By the 1990s, CP was everywhere: Vietnam, Cambodia, and even China.

But when the 1997 Asian Financial Crisis hit, the Thai baht collapsed, projects froze, and people got laid off. The whole company went into survival mode.

So they did something hard: they restructured. The family adjusted leadership roles, Dhanin Chearavanont stepped back as Senior Chairman, and his son Suphachai eventually became CEO in 2021, bringing fresh energy around digital transformation and sustainability. They sold off non-core businesses.

And they relearned what they'd known in 1921: you don't build for headlines.
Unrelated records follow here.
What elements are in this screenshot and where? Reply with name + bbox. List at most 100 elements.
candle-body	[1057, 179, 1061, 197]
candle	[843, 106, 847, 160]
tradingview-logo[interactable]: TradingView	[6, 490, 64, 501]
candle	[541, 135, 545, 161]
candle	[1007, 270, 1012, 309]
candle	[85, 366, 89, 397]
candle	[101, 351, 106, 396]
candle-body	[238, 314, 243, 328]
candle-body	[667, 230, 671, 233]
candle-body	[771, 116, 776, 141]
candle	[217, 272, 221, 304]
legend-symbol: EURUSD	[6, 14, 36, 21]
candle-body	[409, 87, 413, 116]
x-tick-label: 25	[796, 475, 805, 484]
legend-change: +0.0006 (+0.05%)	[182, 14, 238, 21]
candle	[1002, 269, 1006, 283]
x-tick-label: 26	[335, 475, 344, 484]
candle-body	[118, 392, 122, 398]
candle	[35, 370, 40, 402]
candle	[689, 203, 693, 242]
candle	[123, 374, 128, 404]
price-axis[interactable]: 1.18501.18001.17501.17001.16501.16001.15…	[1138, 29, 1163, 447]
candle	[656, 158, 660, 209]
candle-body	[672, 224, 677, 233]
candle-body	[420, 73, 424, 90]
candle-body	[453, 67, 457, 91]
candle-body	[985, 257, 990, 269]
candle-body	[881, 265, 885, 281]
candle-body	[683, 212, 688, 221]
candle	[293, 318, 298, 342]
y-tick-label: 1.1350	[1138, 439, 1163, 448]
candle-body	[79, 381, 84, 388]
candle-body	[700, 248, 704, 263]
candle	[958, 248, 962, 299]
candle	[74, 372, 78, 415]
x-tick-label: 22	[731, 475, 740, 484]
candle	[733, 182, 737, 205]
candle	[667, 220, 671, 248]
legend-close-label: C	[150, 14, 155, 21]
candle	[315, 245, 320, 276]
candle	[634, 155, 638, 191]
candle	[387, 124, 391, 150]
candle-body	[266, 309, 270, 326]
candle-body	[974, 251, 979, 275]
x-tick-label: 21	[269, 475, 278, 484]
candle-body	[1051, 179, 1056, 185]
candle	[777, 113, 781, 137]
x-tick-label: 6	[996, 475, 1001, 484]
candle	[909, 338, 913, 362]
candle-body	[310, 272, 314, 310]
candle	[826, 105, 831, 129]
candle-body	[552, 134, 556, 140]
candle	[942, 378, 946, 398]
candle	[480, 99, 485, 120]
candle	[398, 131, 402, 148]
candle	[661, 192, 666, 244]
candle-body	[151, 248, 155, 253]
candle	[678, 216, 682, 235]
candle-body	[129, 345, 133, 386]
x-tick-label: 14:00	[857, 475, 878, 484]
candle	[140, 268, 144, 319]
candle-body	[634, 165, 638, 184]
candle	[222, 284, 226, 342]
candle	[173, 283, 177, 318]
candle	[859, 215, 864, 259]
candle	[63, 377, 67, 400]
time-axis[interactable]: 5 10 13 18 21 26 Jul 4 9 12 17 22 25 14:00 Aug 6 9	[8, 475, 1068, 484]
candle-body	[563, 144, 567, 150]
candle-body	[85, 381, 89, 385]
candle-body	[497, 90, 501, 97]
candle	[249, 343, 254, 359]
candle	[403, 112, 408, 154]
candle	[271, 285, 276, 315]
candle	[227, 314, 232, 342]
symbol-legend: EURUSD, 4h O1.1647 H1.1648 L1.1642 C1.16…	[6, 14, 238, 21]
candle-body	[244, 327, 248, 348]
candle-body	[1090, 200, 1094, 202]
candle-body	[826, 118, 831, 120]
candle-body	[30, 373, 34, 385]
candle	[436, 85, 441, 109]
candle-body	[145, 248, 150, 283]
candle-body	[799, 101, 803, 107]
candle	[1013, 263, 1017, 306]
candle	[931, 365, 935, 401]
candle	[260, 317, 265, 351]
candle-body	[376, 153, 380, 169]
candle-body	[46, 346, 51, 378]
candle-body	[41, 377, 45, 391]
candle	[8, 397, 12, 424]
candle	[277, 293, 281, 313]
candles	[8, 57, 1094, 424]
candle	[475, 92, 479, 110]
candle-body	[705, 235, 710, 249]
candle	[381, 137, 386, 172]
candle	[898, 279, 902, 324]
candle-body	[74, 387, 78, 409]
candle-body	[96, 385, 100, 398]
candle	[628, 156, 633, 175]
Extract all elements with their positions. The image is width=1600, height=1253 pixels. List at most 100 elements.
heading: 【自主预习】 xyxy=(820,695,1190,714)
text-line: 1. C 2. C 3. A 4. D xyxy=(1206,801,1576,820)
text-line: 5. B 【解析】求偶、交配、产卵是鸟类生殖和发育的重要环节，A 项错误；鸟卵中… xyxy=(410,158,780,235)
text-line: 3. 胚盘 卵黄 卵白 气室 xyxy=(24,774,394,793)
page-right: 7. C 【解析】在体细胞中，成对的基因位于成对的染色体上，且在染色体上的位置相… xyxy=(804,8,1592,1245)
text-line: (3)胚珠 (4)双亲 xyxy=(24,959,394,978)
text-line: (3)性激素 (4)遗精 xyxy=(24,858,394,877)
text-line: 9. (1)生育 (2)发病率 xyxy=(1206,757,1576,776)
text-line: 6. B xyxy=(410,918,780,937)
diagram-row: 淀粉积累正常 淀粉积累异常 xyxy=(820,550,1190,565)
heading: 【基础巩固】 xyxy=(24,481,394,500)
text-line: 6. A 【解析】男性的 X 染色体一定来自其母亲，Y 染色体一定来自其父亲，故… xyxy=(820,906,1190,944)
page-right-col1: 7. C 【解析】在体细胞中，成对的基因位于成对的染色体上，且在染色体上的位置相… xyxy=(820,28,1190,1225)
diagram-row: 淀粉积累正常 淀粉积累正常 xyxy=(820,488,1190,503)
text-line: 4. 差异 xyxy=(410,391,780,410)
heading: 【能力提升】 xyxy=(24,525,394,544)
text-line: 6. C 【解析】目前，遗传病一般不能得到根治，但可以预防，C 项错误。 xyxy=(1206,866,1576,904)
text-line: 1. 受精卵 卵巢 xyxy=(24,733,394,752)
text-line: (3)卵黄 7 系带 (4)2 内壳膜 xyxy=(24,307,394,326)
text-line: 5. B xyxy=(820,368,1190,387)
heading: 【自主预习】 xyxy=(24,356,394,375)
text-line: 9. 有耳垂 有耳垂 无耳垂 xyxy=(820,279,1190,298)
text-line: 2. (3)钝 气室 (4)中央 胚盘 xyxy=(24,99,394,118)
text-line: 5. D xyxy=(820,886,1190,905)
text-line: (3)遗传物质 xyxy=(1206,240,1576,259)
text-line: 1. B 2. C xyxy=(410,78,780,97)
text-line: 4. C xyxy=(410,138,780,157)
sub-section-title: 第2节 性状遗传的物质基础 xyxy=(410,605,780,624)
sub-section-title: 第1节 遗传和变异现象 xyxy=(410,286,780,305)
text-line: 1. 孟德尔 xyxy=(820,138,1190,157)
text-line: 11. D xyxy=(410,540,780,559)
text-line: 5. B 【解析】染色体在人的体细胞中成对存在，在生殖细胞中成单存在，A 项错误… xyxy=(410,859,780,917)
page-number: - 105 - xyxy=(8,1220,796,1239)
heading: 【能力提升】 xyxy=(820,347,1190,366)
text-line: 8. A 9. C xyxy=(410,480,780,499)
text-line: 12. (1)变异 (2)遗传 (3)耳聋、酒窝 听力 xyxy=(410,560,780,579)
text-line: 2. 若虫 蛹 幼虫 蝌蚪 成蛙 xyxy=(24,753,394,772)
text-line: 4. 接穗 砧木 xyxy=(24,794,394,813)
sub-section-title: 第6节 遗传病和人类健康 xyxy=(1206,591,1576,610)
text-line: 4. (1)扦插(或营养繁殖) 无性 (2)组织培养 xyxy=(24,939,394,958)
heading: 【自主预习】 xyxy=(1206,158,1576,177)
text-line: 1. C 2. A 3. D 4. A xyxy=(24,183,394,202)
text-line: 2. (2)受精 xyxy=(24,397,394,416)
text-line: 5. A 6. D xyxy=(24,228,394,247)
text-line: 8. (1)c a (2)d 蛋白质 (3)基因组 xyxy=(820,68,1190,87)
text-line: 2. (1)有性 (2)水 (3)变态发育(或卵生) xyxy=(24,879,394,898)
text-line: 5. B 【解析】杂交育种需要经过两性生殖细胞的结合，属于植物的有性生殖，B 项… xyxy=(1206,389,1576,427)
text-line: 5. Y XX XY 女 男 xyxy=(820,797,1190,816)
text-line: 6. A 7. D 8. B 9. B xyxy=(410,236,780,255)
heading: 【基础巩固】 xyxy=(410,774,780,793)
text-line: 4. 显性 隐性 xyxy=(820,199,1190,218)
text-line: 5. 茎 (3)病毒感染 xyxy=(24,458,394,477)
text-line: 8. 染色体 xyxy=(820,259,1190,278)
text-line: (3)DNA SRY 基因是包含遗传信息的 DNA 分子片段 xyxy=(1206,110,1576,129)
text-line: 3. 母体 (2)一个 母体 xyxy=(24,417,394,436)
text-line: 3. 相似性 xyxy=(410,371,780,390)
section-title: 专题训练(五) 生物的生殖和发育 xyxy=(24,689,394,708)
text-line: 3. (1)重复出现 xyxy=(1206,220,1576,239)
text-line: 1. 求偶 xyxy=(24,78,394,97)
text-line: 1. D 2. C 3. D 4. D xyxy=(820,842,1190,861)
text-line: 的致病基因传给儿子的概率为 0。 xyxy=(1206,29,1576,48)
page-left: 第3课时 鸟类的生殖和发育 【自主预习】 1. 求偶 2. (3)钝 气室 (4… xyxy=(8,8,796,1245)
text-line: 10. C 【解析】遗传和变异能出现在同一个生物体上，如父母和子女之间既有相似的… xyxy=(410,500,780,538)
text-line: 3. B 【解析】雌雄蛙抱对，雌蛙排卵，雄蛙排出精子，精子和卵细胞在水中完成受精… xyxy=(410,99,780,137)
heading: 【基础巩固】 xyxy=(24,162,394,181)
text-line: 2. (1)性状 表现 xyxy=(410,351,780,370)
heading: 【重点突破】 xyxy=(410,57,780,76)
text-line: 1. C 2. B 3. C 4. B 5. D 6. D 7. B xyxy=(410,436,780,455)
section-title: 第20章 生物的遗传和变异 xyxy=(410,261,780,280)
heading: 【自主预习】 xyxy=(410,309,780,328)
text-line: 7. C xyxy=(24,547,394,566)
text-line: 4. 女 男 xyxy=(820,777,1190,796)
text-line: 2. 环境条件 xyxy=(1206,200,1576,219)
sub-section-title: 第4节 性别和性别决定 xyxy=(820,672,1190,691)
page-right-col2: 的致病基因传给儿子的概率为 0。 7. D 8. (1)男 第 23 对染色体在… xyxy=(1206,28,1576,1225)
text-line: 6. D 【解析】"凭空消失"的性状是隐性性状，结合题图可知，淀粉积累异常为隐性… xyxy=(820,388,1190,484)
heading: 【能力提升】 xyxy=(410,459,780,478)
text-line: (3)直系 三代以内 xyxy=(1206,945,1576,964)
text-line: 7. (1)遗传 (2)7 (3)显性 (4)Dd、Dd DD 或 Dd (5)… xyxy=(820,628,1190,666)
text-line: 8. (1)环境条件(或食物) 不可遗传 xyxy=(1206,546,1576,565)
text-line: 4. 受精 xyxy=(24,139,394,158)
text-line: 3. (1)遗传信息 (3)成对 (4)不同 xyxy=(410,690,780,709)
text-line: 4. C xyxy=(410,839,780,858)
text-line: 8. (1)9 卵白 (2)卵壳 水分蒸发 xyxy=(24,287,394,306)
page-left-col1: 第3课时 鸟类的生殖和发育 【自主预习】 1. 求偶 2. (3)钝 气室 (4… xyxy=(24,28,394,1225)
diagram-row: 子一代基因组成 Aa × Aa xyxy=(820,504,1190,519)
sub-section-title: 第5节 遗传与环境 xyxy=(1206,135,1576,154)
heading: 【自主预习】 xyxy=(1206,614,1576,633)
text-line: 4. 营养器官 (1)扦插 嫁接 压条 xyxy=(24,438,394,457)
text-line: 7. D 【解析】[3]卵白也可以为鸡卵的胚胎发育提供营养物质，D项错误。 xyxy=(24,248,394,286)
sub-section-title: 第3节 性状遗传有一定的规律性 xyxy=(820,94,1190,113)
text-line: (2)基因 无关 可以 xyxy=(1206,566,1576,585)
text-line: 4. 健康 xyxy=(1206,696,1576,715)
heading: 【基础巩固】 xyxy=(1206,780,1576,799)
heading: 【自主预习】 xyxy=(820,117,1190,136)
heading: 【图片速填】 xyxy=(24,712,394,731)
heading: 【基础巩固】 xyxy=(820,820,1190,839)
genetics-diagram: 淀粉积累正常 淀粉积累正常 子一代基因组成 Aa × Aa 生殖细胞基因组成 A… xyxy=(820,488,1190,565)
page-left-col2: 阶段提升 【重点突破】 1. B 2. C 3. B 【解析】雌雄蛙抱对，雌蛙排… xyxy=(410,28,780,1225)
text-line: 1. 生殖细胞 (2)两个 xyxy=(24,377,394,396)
You build for longevity.

🌏 A century later

Today, CP operates in more than 21 countries and generated approximately $100B in revenue in 2023 (that's 3.32T THB, if you're counting).

They're a leading shrimp exporter, run TrueVisions, Thailand’s largest pay-TV operator, assemble motorcycles in China, and train thousands of people every year.

And the Chearavanont sons, heirs of founder Chia Ek Chor, are the #2 on Forbes’ 50 Richest list for Thailand in 2025 with a net worth of $35.7B.

And the family did it all while holding onto a belief they inherited from two brothers who sold seeds: serve others first, and prosperity will follow.

Takeaway Scoop

Lessons you can take from the CP Group story.

  • Start by solving real problems you can see, and grow from there.
    The brothers didn't randomly brainstorm in a room. They observed Thai farmers struggling with poor seed quality and imported better ones.
    They built CP by watching what people actually needed, then delivering it. Don't overthink your first product; find a genuine pain point in your community and fix it.
  • Control the entire chain when quality is your differentiator. When CP wanted to export chicken to Japan's ultra-strict market, they didn't just improve one part. They controlled everything from breeding to slaughter.
    If your competitive advantage is quality, own every step that affects it. Half-measures won't cut it when standards are non-negotiable.
  • Localize aggressively or watch your expansion fail. CP's 7-Eleven initially flopped because Thais didn't want the same items like frozen pizzas. They wanted familiar snacks.
    So CP stocked tamarind candies and fitted stores into tiny street corners. When expanding to new markets, don't assume what worked elsewhere will work here. Study local habits obsessively and adapt everything.
  • Build systems that help your suppliers succeed, not just transactional relationships.
    CP's contract farming didn't just buy from farmers. It trained them, provided inputs, and guaranteed purchases. This created loyalty that lasted generations. If your business depends on suppliers, invest in making them successful. Their growth becomes your moat.